Even still, in those pre-“Hamilton” days he noticed that casting directors stuck to all-white casting for members of the white gang, the Jets, but chose actors from a variety of ethnicities to portray members of the Latino gang, the Sharks.

Upon entering an academic teaching career, Mendieta reflected on those experiences and watched the popularity of American musical theatre rise around the globe, from the United Arab Emirates to Asia. He started thinking more deeply about those topics.

“I noticed they were doing a lot of productions specific to race or ethnicity,” he says, adding that the themes became central to the storytelling.

His research is aimed at discovering how, or if, the themes look and feel different as directors, casting directors and actors navigate these productions.

“If people of color are being represented on stage, how is the presentation of the production taken into consideration?

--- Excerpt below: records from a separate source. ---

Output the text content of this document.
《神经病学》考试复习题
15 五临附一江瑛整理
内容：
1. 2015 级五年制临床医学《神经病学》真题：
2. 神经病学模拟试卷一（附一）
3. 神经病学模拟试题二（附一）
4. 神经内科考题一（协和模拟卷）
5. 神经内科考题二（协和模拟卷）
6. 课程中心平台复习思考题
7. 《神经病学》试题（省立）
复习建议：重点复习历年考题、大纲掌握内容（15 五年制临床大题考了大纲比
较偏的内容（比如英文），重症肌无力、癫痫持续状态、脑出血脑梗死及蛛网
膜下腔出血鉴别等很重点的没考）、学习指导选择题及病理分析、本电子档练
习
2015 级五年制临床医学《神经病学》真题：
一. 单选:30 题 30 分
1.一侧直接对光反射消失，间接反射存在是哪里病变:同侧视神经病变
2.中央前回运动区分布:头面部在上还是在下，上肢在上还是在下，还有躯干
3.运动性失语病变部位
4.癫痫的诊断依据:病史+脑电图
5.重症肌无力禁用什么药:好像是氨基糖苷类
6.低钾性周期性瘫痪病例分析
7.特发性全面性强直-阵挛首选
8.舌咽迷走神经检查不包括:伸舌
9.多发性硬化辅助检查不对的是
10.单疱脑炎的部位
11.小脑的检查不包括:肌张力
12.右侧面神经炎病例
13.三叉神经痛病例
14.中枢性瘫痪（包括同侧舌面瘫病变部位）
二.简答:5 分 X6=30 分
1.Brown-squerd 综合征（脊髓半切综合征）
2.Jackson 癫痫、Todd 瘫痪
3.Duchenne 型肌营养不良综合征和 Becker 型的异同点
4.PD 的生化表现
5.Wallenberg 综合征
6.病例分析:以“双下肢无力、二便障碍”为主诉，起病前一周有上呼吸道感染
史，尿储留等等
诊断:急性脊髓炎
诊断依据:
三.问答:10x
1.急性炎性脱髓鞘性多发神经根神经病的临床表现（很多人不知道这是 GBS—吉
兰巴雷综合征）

I’m interested in trying to figure out what the conversations were behind those choices,” he says.

He’s also interested in how conventional plot devices of musical theatre connect with other cultures or their folk telling traditions.

“How do the tropes – the ingénues, the romantic leads – translate?” he wonders.

For this project, Mendieta visited South America just before coronavirus travel restrictions kicked in, and found the beginnings of interesting insights – along with some surprises. A rollicking production of “Hello, Dolly” in Argentina was unforgettable, as the audience danced in the aisles and joined in singing the iconic title song of the popular 1964 musical.

Such cultural touches are fun to note, but more critical to him are the decisions behind the productions.

“What’s more important is representation,” he says. “What I’m more interested in learning is whether people are seeing themselves represented on stage.”